To illustrate the success of our approach, the results obtained in this study were compared with other results given in the literature. In order to compare the efficiency of the proposed dermatological classification, we used a large number of technical studies using the same information but using different classification techniques and then developing a multi-model ensemble method. According to these studies, the same partitions of the above test datasets were followed. To illustrate this, the classification efficiency is compared with previous studies. This is shown in Table 11.

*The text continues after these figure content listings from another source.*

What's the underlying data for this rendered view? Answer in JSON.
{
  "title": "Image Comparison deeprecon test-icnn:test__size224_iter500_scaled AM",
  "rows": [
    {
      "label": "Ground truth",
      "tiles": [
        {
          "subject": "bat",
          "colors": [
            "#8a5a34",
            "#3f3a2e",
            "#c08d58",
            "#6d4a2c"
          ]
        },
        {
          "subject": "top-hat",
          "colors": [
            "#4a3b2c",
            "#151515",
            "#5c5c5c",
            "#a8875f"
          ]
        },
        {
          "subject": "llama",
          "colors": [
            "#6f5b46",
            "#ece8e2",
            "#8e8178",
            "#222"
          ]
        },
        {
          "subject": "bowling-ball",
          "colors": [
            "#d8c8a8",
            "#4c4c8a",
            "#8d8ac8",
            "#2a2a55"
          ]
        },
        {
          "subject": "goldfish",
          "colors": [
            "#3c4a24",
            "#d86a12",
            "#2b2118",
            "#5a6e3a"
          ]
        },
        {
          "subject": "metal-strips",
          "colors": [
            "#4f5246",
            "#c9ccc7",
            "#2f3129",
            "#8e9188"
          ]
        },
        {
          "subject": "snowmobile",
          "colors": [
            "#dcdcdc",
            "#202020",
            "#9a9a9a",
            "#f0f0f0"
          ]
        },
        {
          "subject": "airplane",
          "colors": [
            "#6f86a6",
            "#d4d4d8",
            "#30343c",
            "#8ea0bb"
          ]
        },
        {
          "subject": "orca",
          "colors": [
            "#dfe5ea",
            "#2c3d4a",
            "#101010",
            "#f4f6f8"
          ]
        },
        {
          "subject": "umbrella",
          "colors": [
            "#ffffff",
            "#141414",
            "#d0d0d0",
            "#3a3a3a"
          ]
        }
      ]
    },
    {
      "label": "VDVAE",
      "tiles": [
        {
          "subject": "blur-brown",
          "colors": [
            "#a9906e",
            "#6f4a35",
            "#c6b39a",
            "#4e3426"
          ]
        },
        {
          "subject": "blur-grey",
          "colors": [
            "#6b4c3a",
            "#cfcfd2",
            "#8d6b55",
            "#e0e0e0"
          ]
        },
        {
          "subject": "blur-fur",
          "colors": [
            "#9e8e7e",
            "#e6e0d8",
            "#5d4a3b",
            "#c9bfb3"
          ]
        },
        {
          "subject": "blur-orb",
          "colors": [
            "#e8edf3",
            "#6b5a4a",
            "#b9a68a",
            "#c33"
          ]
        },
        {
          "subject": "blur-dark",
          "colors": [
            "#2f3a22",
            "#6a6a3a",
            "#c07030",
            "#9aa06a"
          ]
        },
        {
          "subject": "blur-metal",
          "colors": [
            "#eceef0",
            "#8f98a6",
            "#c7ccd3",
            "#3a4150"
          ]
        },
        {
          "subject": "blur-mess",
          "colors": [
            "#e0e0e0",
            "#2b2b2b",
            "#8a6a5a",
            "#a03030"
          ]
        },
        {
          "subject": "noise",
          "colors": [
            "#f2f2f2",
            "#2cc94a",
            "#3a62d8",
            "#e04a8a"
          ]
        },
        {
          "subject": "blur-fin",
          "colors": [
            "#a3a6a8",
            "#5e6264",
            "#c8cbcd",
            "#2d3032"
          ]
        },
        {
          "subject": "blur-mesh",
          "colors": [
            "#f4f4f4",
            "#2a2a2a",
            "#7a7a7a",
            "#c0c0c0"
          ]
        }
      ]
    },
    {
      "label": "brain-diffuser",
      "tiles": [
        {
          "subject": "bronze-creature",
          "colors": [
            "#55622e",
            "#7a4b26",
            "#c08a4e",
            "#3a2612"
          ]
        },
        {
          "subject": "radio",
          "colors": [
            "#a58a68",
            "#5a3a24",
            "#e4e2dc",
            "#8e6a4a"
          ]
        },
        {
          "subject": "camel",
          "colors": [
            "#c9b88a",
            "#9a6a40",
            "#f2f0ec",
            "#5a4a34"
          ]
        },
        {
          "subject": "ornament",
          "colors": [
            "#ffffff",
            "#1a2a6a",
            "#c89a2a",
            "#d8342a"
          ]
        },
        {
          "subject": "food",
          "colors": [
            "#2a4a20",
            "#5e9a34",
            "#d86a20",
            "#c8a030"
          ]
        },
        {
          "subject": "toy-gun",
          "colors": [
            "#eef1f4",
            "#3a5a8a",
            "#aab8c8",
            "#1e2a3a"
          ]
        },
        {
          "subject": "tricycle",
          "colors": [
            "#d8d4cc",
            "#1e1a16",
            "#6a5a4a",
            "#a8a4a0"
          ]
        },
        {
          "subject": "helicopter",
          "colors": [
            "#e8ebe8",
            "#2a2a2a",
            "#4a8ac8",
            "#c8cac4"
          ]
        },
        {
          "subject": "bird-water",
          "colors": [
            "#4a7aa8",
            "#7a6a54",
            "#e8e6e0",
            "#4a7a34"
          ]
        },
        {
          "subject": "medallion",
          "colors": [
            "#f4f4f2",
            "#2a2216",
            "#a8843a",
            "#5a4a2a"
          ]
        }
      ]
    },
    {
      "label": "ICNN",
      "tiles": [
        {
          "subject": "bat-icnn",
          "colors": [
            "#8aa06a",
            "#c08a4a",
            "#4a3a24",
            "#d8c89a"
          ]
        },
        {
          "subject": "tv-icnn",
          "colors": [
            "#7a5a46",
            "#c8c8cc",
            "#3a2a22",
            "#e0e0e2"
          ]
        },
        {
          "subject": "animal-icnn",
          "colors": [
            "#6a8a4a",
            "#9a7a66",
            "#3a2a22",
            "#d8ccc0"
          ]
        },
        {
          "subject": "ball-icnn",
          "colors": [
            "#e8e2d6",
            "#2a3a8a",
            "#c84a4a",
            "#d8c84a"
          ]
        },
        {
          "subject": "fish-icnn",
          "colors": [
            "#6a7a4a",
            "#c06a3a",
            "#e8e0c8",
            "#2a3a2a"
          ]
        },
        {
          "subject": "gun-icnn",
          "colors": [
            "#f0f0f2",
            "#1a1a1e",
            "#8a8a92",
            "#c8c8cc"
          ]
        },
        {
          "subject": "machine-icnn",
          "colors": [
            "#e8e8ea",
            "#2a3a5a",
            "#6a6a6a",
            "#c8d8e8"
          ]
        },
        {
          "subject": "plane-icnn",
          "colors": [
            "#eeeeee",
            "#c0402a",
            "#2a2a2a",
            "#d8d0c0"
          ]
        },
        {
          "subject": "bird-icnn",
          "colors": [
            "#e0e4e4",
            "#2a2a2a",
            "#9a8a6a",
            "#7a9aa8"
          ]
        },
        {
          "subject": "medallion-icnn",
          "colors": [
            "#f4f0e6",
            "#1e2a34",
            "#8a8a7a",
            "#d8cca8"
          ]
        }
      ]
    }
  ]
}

Table 11 A few investigations which have dealt with skin disease mining

Although the predicted values after applying feature selection in experiment 2 gives better results than in experiment 1, it does not guarantee that it will perform in all cases, if we use more instances. The new feature selection process is used on only these 366 instances, so whether the selection of features is accurate or not will depend upon more instances, which can be used in a future study.

Conclusion

Machine learning techniques play an important role in the diagnosis of diseases in the biotechnology field. Knowledge obtained using machine learning techniques can be used to develop expert systems, which provide help in predicting various types of disease. This paper describes different data mining techniques for skin disease prediction. Six machine learning classification techniques PAC, LDA, RNC, BNB, NB, and ETC are used to classify the prediction of skin disease and three ensemble techniques bagging, AdaBoost, and gradient boosting classifiers are applied to improve the accuracy obtained by machine learning algorithms. A feature selection method is also applied on skin disease dataset and obtains more accurate accuracy of 99.68% in the case of gradient boosting ensemble method applied on RNC. We got the highest accuracy in the literature available on the skin disease dataset.

This study achieved higher accuracy as compared with previous research done in this field. This study can be useful to correctly predict the skin disease. Hence, we conclude that the proposed feature selection model can be of efficient use in the detection of erythemato-squamous diseases with improvement in speed and accuracy.